Presidente, come valuta l’intenzione del governo di aprire all’entrata di società straniere in Cdp Reti?
Ogni volta che si parla di cedere o condividere con soci non italiani realtà di questo tipo, ovvero infrastrutture strategiche e delicate come sono le reti energetiche – ma non solo -, bisogna andare coi piedi di piombo, sia che meditino di entrare nel capitale con quote di minoranza o di controllo. È importante che i singoli dossier vengano valutati con estrema attenzione e che ne siano analizzati non solo i vantaggi, ma anche le ripercussioni.

Quali crede siano le scelte che opererà il governo? E come valuta il suo operato sinora su questa vicenda?
La tendenza mi pare sia quella di fare cassa quanto più possibile. Senza dubbio è importante attrarre investimenti stranieri, ma ciò che porta più denaro – almeno in questi settori – può non essere la cosa migliore per il Paese. Bisogna evitare che scelte oggi felici sul piano finanziario, possano essere devastanti negli anni a venire, diventando controproducenti.

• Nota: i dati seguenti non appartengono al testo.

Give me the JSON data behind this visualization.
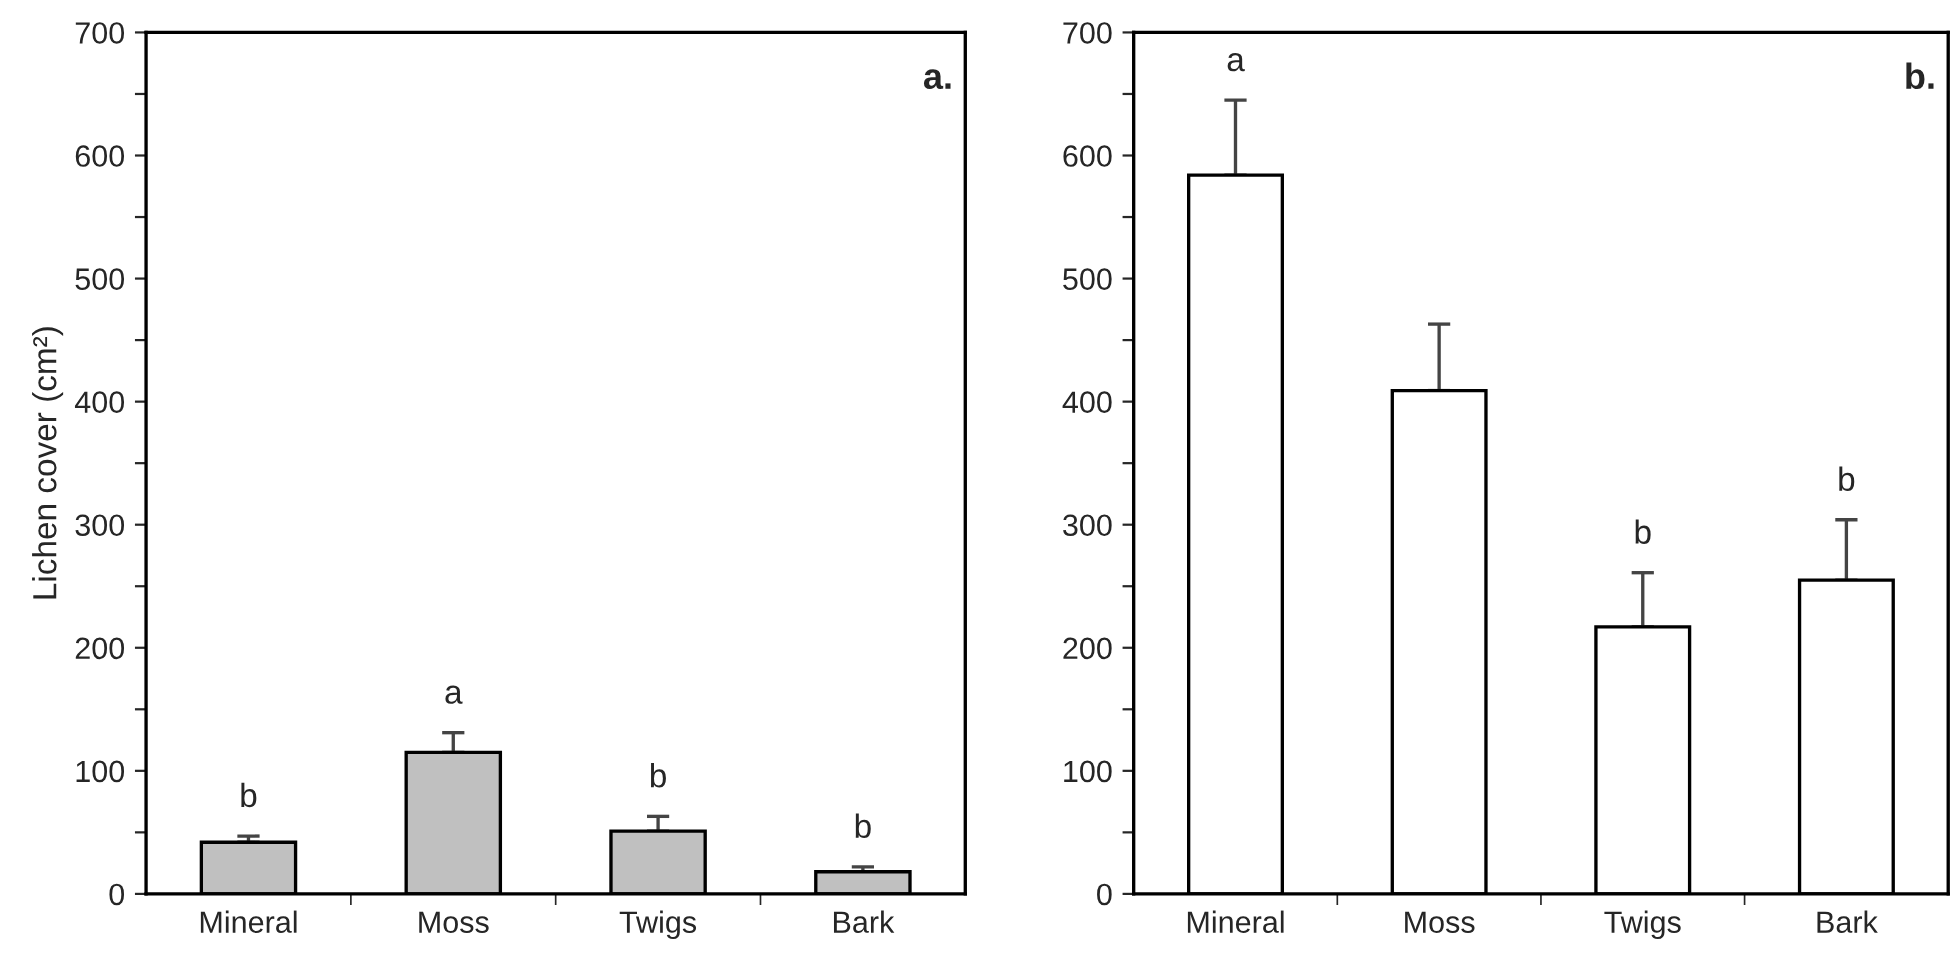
{
  "chart_data": [
    {
      "type": "bar",
      "ylabel": "Lichen cover (cm²)",
      "categories": [
        "Mineral",
        "Moss",
        "Twigs",
        "Bark"
      ],
      "series": [
        {
          "color": "#c0c0c0",
          "values": [
            42,
            115,
            51,
            18
          ],
          "errors": [
            [
              42,
              47
            ],
            [
              115,
              131
            ],
            [
              51,
              63
            ],
            [
              18,
              22
            ]
          ]
        }
      ],
      "ylim": [
        0,
        700
      ],
      "yticks": [
        0,
        {
          "value": 50,
          "label": null
        },
        100,
        {
          "value": 150,
          "label": null
        },
        200,
        {
          "value": 250,
          "label": null
        },
        300,
        {
          "value": 350,
          "label": null
        },
        400,
        {
          "value": 450,
          "label": null
        },
        500,
        {
          "value": 550,
          "label": null
        },
        600,
        {
          "value": 650,
          "label": null
        },
        700
      ],
      "annotations": [
        {
          "text": "b",
          "x": "Mineral",
          "y": 47
        },
        {
          "text": "a",
          "x": "Moss",
          "y": 131
        },
        {
          "text": "b",
          "x": "Twigs",
          "y": 63
        },
        {
          "text": "b",
          "x": "Bark",
          "y": 22
        },
        "a."
      ],
      "grid": false,
      "legend": false
    },
    {
      "type": "bar",
      "categories": [
        "Mineral",
        "Moss",
        "Twigs",
        "Bark"
      ],
      "series": [
        {
          "color": "#ffffff",
          "values": [
            584,
            409,
            217,
            255
          ],
          "errors": [
            [
              584,
              645
            ],
            [
              409,
              463
            ],
            [
              217,
              261
            ],
            [
              255,
              304
            ]
          ]
        }
      ],
      "ylim": [
        0,
        700
      ],
      "yticks": [
        0,
        {
          "value": 50,
          "label": null
        },
        100,
        {
          "value": 150,
          "label": null
        },
        200,
        {
          "value": 250,
          "label": null
        },
        300,
        {
          "value": 350,
          "label": null
        },
        400,
        {
          "value": 450,
          "label": null
        },
        500,
        {
          "value": 550,
          "label": null
        },
        600,
        {
          "value": 650,
          "label": null
        },
        700
      ],
      "annotations": [
        {
          "text": "a",
          "x": "Mineral",
          "y": 645
        },
        {
          "text": "b",
          "x": "Twigs",
          "y": 261
        },
        {
          "text": "b",
          "x": "Bark",
          "y": 304
        },
        "b."
      ],
      "grid": false,
      "legend": false
    }
  ]
}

Di quali strumenti di pressione nei confronti di Palazzo Chigi intende avvalersi il Comitato che lei presiede?
In attesa di conoscere gli orientamenti del Governo, auspico che il Comitato venga informato in modo puntuale e completo. Solo così potremo offrire un contributo alla salvaguardia del bene collettivo. Proveremo ad avere notizie già nelle prossime settimane quando ascolteremo l’Autorità delegata per la Sicurezza della Repubblica, il senatore Marco Minniti. Spero che comunque Palazzo Chigi, come nel caso Telecom, tenga quantomeno in considerazione le nostre preoccupazioni, peraltro evidenziate in molti rapporti dell’intelligence, che fa un buon lavoro di informazione. E soprattuto auspico che chi di dovere sappia analizzare le tante comunicazioni sull’argomento dette – e non solo scritte – dai Servizi.

Tra i potenziali investitori, quali sono i partner più auspicabili secondo lei?
Sicuramente con australiani e canadesi c’è maggiore affinità culturale rispetto al mondo arabo o alla Cina. Ma il vero discrimine, a mio parere, è il tipo di investimento che si vuole operare. Se i nuovi partner sono interessati a un investimento puramente finanziario o se vogliono avere voce in capitolo nelle scelte gestionali e quindi orientare anche le politiche del nostro Paese in tema di approvvigionamento, autonomia e sicurezza energetica. In questo senso credo che solo le offerte mediorientali corrispondano al primo criterio. E dico di più: questi parametri andrebbero adottati anche in altre vicende che occupano le cronache di questi giorni, come l’affare tra Alitalia ed Etihad.

Che relazione c’è tra la sicurezza delle reti e il trasporto aereo?
Apparentemente nessuna, con i problemi analizzati fino ad ora. Eppure, anche in questo caso, non si può prescindere da una valutazione di interesse generale nel lungo periodo. È vero che la società degli Emirati potrebbe sembrare una soluzione ottimale, ma non vorrei che fosse l’ennesimo “cavallo di Troia” per entrare nel mercato europeo e poi abbandonare l’Italia al suo destino. Aspetti sui quali il governo dovrà chiedere le opportune garanzie.